WIR HIER: Artikel von Geflüchteten und Menschen, die schon länger hier leben

Schöne Erinnerungen

Von Husam Al Nawas
Wir Jungs aus der Unterkunft Alte Landstraße kamen Mitte Juni 2016 nach Norderstedt, unbegleitete minderjährige Flüchtlinge ohne Papiere. Erst hatte keiner von uns einen Vormund, und selbst einen Asylantrag ohne Vormund zu stellen ist schwer. Wir brauchten also erst einmal einen rechtlichen Vertreter, einen Vormund, damit alles einwandfrei geregelt wurde. Es war eine traurige Zeit, vor allem während der Schulferien, denn wir kannten ja fast niemanden. Und ohne Sozialpass konnten wir uns noch nicht einmal in einem Sportverein anmelden.

Herr Matthes hatte früh angefangen, bei den Sportvereinen nach freien Spielzeiten zu fahnden, und die rechtlichen Fragen geklärt, z.B. wegen Versicherungsschutz. Er hat sich zusammen mit Herrn Husam AL Nawas überhaupt um uns gekümmert.

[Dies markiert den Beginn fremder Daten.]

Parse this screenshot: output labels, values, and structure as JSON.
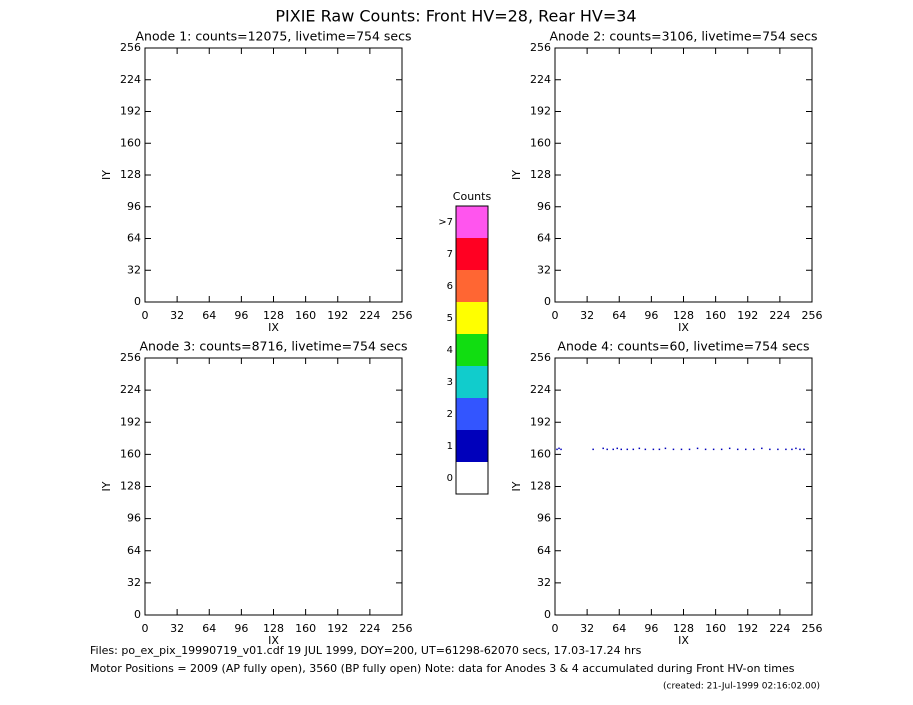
{
  "title": "PIXIE Raw Counts:  Front HV=28, Rear HV=34",
  "chart_data": [
    {
      "type": "scatter",
      "title": "Anode 1: counts=12075, livetime=754 secs",
      "xlabel": "IX",
      "ylabel": "IY",
      "xlim": [
        0,
        256
      ],
      "ylim": [
        0,
        256
      ],
      "xticks": [
        0,
        32,
        64,
        96,
        128,
        160,
        192,
        224,
        256
      ],
      "yticks": [
        0,
        32,
        64,
        96,
        128,
        160,
        192,
        224,
        256
      ]
    },
    {
      "type": "scatter",
      "title": "Anode 2: counts=3106, livetime=754 secs",
      "xlabel": "IX",
      "ylabel": "IY",
      "xlim": [
        0,
        256
      ],
      "ylim": [
        0,
        256
      ],
      "xticks": [
        0,
        32,
        64,
        96,
        128,
        160,
        192,
        224,
        256
      ],
      "yticks": [
        0,
        32,
        64,
        96,
        128,
        160,
        192,
        224,
        256
      ]
    },
    {
      "type": "scatter",
      "title": "Anode 3: counts=8716, livetime=754 secs",
      "xlabel": "IX",
      "ylabel": "IY",
      "xlim": [
        0,
        256
      ],
      "ylim": [
        0,
        256
      ],
      "xticks": [
        0,
        32,
        64,
        96,
        128,
        160,
        192,
        224,
        256
      ],
      "yticks": [
        0,
        32,
        64,
        96,
        128,
        160,
        192,
        224,
        256
      ]
    },
    {
      "type": "scatter",
      "title": "Anode 4: counts=60, livetime=754 secs",
      "xlabel": "IX",
      "ylabel": "IY",
      "xlim": [
        0,
        256
      ],
      "ylim": [
        0,
        256
      ],
      "xticks": [
        0,
        32,
        64,
        96,
        128,
        160,
        192,
        224,
        256
      ],
      "yticks": [
        0,
        32,
        64,
        96,
        128,
        160,
        192,
        224,
        256
      ],
      "series": [
        {
          "color": "#0000bb",
          "x": [
            2,
            4,
            6,
            38,
            48,
            52,
            58,
            62,
            66,
            72,
            78,
            84,
            90,
            98,
            104,
            110,
            118,
            126,
            134,
            142,
            150,
            158,
            166,
            174,
            182,
            190,
            198,
            206,
            214,
            222,
            230,
            236,
            240,
            244,
            248
          ],
          "y": [
            165,
            166,
            165,
            165,
            166,
            165,
            165,
            166,
            165,
            165,
            165,
            166,
            165,
            165,
            165,
            166,
            165,
            165,
            165,
            166,
            165,
            165,
            165,
            166,
            165,
            165,
            165,
            166,
            165,
            165,
            165,
            165,
            166,
            165,
            165
          ]
        }
      ]
    }
  ],
  "colorbar": {
    "title": "Counts",
    "labels": [
      ">7",
      "7",
      "6",
      "5",
      "4",
      "3",
      "2",
      "1",
      "0"
    ],
    "colors": [
      "#ff55ee",
      "#ff0022",
      "#ff6633",
      "#ffff00",
      "#11dd11",
      "#11cccc",
      "#3355ff",
      "#0000bb",
      "#ffffff"
    ]
  },
  "footer": [
    "Files: po_ex_pix_19990719_v01.cdf    19 JUL 1999, DOY=200, UT=61298-62070 secs, 17.03-17.24 hrs",
    "Motor Positions = 2009 (AP fully open), 3560 (BP fully open)    Note: data for Anodes 3 & 4 accumulated during Front HV-on times",
    "(created: 21-Jul-1999 02:16:02.00)"
  ]
}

Wir haben miteinander Beschäftigungsideen diskutiert. Die Entscheidung fiel dann auf Fußball und daran haben wir weiter gearbeitet. Ich habe in fast allen Notunterkünften nach Jugendlichen gefragt, die Lust auf Fußballspielen hatten und noch in keinem Verein angemeldet waren. Am Ende stand ich da mit einer langen Liste, es waren ca. 26 Jugendliche aus verschiedenen Ländern wie z.B. Afghanistan, Syrien und Irak, die mitmachen wollten. Und Herr Matthes hat erfolgreiche Verhandlungen mit dem SV Friedrichgabe bezüglich unserer Spielmöglichkeiten geführt.
Unser erster Tag bestand aus Kennenlernen, Besichtigung und Information. Die Jungs hat es umgehauen, sie waren total begeistert. Glücklich fragten sie: Wie, das ist für uns? Wir können das wirklich nutzen?
Unser Training war immer Samstag. Um 11 Uhr ging es los mit Aufwärmen und Dehnübungen, danach Ballführung. In diesem Teil wurden Begriffe aus Theorie und Praxis vermittelt wie Laufen, Pass, Deckung, Ballbesitz etc. Das anschließende Fußballspiel dauerte zwischen 30 und 45 Minuten, um 13 Uhr kam der Schlusspfiff. Die Betreuung der Jungs war professionell, denn Herr Matthes besitzt den Fußballtrainerschein B Lizenz. Ich war sein Assistent. Von der deutschen Sprache abgewichen wurde nur, wenn es wirklich hakte. Denn unser Ziel war es nicht nur, den Jungs Fußball beizubringen, sondern auch Deutsch. Denn noch waren Ferien, aber die Schule fing ja im September an.
Die Jungs fanden unser Training schön und nützlich, sie haben es oft Freunden empfohlen. Bis heute bekomme ich Anfragen, ob wir nicht noch einmal so etwas machen wollen, denn für die Jungs war das etwas Besonderes: Wir haben zusammen beim Fußball harmoniert, wir haben Weihnachten zusammen gefeiert und sind zusammen Bowling und Billard spielen gegangen etc.
Was die Jungs richtig begeistert hat, war unsere Art und unser Umgang mit ihnen. Wir haben niemals etwas versprochen, was wir nicht halten konnten, bis zum Schluss nicht. Wir haben den Jungs die Möglichkeit gegeben, sich in den SV Friedrichgabe zu integrieren. Wir hatten noch einmal mit dem Verein Gespräche geführt und sie waren bereit zwei neue Trainer einzustellen, so dass die Jungs im SV Friedrichgabe weiter trainieren und spielen dürfen.
Viele unserer Jungs, die noch in Norderstedt leben, spielen bis heute in dem Verein. Herr Matthes und ich sind glücklich und zufrieden, weil wir den Jugendlichen helfen konnten.